Constantine is planning to have security fence around his homestead so that he start fish farming and piggery. He further alludes that, the homestead should be electrified as soon as possible as the fish and piggery project requires a lot of water which should be pumped from the borehole.    

Complied by 

George t baya                                                                 


Lucy Mepedzisi, a woman from Mhangami village in ward 10 which is located 28 km South of the lovely mountainous Shurugwi town, was born into a poor family 54 years ago. She is married and blessed with 4 children all are married but her husband was retrenched. Since the retrenchment of her husband life became a continuous, difficult journey of hardships. She never dreamt that she would own anything of value in life.

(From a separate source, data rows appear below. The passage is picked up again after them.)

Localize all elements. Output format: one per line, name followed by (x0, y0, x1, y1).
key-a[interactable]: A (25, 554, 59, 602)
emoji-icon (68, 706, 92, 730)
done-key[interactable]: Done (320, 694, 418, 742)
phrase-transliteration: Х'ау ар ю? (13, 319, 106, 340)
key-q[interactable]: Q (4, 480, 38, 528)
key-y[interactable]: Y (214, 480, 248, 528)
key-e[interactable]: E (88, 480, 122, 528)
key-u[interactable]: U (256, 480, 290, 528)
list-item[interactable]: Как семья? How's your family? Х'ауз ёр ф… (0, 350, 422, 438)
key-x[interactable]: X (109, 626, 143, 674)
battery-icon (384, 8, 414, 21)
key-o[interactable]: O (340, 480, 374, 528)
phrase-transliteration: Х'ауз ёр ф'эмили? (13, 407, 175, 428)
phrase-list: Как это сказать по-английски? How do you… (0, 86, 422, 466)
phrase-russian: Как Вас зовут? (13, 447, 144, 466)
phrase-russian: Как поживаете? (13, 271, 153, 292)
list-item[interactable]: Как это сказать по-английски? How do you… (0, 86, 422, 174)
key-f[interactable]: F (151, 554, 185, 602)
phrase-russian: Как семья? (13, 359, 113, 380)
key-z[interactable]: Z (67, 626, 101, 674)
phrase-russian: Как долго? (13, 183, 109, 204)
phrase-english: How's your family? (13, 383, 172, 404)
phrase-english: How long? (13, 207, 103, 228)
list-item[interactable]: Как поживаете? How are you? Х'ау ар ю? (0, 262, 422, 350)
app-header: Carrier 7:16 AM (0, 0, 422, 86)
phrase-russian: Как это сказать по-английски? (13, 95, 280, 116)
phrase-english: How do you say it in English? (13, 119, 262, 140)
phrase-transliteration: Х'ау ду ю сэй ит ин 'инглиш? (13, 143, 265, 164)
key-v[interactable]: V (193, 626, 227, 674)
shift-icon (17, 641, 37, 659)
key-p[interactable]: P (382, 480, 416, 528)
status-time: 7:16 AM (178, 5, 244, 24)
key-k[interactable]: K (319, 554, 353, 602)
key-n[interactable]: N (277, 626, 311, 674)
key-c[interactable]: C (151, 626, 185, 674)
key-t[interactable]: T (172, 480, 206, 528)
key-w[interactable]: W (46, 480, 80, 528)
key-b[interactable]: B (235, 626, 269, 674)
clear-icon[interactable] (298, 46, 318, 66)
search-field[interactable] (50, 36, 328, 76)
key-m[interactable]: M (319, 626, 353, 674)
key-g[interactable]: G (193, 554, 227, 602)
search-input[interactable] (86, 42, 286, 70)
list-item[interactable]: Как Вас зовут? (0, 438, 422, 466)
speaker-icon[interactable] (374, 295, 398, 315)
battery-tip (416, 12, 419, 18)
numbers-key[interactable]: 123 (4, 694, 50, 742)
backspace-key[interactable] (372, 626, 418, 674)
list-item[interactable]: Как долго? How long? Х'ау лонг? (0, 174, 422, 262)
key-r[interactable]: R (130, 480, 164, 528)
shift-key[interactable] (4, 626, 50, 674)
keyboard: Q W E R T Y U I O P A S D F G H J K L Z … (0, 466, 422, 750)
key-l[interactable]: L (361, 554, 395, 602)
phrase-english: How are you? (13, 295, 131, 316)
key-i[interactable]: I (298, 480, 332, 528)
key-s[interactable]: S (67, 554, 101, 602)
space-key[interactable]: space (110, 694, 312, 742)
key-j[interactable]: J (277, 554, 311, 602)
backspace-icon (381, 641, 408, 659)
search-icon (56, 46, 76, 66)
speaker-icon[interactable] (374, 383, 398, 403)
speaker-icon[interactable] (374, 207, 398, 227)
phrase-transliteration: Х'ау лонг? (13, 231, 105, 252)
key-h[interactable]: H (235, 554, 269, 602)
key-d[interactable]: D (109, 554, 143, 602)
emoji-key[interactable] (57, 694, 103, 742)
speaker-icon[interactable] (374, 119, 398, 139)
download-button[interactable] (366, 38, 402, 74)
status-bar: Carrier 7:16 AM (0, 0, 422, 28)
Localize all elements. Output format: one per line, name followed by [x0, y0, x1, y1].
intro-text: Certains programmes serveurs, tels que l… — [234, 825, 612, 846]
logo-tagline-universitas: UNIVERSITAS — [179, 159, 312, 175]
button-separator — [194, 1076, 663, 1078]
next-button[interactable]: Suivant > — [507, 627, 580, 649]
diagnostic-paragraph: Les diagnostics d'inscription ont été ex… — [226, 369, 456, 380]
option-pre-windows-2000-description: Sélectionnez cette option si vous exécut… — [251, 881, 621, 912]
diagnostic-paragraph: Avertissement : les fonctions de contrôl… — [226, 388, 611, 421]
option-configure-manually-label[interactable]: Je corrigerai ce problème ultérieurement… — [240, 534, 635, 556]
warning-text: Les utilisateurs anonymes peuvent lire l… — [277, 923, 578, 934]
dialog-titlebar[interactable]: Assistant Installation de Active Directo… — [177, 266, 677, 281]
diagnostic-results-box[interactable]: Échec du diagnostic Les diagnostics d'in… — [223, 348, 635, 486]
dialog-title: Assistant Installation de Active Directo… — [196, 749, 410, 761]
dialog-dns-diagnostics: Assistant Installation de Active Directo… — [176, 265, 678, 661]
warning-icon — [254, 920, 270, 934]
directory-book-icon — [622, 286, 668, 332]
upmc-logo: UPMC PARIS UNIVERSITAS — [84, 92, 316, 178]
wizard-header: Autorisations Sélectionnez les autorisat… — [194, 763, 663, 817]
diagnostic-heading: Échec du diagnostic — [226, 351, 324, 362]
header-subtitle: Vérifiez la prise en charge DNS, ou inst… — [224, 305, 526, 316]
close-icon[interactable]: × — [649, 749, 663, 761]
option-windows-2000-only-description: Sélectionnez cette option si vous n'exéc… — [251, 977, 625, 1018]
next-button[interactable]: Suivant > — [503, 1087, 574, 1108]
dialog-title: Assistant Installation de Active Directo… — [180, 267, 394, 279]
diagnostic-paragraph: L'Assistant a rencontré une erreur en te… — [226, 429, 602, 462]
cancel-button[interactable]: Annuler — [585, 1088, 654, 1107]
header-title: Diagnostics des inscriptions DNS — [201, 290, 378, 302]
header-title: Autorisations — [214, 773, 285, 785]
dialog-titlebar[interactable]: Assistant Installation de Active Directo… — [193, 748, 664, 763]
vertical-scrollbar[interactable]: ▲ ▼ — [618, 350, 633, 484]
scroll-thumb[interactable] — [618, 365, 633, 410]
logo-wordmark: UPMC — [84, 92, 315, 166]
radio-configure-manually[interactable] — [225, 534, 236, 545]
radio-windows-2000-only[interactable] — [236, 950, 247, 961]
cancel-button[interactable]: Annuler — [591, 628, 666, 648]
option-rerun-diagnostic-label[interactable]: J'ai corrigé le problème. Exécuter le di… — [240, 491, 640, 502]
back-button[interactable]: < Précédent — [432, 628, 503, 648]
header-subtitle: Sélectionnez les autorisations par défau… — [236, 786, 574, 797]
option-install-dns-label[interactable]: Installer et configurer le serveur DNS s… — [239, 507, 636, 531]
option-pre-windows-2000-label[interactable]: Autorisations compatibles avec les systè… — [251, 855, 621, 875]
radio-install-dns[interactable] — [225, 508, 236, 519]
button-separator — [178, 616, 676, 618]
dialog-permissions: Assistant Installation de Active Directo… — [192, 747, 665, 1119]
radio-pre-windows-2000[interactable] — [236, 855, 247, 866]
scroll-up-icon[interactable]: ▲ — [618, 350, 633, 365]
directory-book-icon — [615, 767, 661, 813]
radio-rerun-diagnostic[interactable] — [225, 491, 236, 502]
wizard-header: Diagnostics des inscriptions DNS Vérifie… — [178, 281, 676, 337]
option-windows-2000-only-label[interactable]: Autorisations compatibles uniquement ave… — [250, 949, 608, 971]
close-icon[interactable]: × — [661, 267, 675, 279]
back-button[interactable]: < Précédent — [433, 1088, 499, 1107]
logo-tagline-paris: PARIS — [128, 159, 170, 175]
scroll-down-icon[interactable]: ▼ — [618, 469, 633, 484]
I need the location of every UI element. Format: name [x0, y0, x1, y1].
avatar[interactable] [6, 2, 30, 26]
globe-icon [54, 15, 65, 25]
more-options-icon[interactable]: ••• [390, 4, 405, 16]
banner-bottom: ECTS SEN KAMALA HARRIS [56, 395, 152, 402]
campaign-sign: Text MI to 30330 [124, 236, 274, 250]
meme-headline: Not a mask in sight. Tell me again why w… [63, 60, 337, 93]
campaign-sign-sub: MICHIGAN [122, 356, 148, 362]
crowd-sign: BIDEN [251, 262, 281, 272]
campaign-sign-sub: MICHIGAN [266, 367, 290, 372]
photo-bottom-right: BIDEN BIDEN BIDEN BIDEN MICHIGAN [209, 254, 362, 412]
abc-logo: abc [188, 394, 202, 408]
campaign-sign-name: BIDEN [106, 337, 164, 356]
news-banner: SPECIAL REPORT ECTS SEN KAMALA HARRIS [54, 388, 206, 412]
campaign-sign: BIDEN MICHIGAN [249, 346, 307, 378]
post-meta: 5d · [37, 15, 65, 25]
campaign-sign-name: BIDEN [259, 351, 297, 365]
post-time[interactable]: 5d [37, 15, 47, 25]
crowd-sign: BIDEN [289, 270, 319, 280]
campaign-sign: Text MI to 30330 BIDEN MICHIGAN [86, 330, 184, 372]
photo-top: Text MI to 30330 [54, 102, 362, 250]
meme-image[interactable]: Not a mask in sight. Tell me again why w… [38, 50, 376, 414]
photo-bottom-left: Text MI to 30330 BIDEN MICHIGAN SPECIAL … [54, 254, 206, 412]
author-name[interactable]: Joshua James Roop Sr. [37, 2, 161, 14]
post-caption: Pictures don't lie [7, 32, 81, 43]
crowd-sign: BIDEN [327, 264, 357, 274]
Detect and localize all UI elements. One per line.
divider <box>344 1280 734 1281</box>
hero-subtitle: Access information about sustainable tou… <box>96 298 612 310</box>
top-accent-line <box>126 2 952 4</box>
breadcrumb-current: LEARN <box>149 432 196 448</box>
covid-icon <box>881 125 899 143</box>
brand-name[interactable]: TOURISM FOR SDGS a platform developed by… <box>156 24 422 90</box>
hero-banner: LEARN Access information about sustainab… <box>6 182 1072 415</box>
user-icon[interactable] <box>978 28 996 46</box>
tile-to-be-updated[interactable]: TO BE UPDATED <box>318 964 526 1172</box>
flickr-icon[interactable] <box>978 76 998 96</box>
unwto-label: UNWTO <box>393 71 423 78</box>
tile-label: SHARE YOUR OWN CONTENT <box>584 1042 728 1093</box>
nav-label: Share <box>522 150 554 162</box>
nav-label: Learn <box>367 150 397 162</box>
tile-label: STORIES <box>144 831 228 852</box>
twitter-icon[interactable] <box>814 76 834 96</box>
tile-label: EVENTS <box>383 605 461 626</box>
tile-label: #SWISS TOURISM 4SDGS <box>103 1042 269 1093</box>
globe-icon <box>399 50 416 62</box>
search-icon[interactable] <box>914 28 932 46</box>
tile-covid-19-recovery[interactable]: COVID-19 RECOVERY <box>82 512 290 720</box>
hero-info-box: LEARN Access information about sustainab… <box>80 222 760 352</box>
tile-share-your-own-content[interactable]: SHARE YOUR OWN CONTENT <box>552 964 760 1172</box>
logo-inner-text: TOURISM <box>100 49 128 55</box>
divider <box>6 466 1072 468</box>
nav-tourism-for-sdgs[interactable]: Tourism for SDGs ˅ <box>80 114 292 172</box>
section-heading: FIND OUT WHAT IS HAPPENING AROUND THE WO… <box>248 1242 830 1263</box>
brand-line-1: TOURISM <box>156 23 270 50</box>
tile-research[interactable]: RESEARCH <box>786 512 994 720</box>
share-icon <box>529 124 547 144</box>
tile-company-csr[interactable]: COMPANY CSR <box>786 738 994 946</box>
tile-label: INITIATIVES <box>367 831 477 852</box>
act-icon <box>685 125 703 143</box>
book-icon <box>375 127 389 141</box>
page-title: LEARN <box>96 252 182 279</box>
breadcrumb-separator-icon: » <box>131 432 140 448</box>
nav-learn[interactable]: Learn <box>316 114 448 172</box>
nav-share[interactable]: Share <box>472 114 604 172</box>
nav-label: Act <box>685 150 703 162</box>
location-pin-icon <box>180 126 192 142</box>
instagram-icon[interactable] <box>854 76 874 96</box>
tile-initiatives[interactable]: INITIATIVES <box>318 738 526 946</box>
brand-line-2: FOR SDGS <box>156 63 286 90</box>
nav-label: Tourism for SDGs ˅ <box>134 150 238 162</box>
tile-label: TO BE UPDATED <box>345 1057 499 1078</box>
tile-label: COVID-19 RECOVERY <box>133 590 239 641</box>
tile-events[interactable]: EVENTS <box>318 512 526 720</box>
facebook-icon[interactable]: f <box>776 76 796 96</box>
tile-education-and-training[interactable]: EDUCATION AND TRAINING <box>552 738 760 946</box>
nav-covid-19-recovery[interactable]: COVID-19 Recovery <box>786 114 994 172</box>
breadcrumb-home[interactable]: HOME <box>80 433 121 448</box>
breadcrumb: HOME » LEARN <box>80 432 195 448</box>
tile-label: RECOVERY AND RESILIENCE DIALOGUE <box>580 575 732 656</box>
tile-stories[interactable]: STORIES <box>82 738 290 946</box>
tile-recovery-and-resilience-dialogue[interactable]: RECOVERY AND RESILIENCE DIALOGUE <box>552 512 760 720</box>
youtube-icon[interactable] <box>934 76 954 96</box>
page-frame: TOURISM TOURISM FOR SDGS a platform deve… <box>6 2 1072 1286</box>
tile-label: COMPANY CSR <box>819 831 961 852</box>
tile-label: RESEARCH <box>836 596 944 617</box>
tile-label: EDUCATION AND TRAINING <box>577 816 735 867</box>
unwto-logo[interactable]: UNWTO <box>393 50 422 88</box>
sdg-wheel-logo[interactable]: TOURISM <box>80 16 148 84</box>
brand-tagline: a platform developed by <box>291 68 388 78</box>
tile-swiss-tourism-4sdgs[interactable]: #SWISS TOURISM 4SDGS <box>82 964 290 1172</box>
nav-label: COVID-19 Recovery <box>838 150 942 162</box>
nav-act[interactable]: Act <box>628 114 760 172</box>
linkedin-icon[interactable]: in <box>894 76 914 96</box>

As she was narrating her story one could easily cry because of the life, she lived was so wretched, to the extent that she was given quasi names in the village. However a new dawn has arrived for Lucy, after she met Hand in Hand in 2014 as it provided knowledge on enterprise development and technical skills training in various aspects of life. She invited some of the women in her ward to form a group which they called Mukadzi Kushanda. The group consists of 14 women and at first they started off by saving $2 each and currently there are saving $10 per member every month at 20% interest charged on disbursed loans.

Prior to meeting Hand in Hand she had a business but nothing come out of that business as it was mainly hand to mouth consumption, however life changed after meeting the Hand in Hand team, as she borrowed money from their self-help group funds and started a small enterprise.”

She appreciated that, she never had an opportunity to go to school, so the Hand in Hand trainings were of much essence in her life, as she was not aware of any basic business topic “Nhasi ndatovewo graduate”. After receiving several trainings from Hand in Hand, she is now able to identify business opportunities, do proper record keeping and budgeting in her enterprises.  She lamented that since obtaining these trainings her life started to change and the business started to boom, all the pseudo names she was given in the village started to disappear. Mrs Mupedzi was grateful of the work that Hand in Hand in collaboration with government department is doing in their ward. “My sincere gratitude goes to the Hand in Hand and the government ministries for their untiring support and being an eye opener in business arena and technical skills training. Ndakadzidziswa kuchengeta chikafu chezvipfuwo zvangu sezvo mafuro achinetsa”

Lucy borrowed money from the group, started an enterprise of selling airtime, netting $2 profit  weekly but she never rested. She appreciated the trainings especially module one of Money Manage, as she is now  able to plan and budget well in her enterprise. In addition to that, Lucy’s diversify her enterprise ventured into selling of clothes and now she is enjoying a noble profit. A lot has changed in her life since obtaining trainings from Hand in Hand, she managed to renovate the house, tubing and electrifying the house and bought a nice black counch. In addition to that, she is now paying $40-00 school fees for her 2 granchildren both are at primary school.

Mr Mupedzisi had this to say “ After retrenchment, I thought it was end of life and things were difficult as I could not fend for my family, but God just answered our prayers through Hand in Hand trainings and the ISAL concept. I am now a man among other men in the village as our homestead looks beautiful through the hard work and teachings obtained by my better half Lucy.”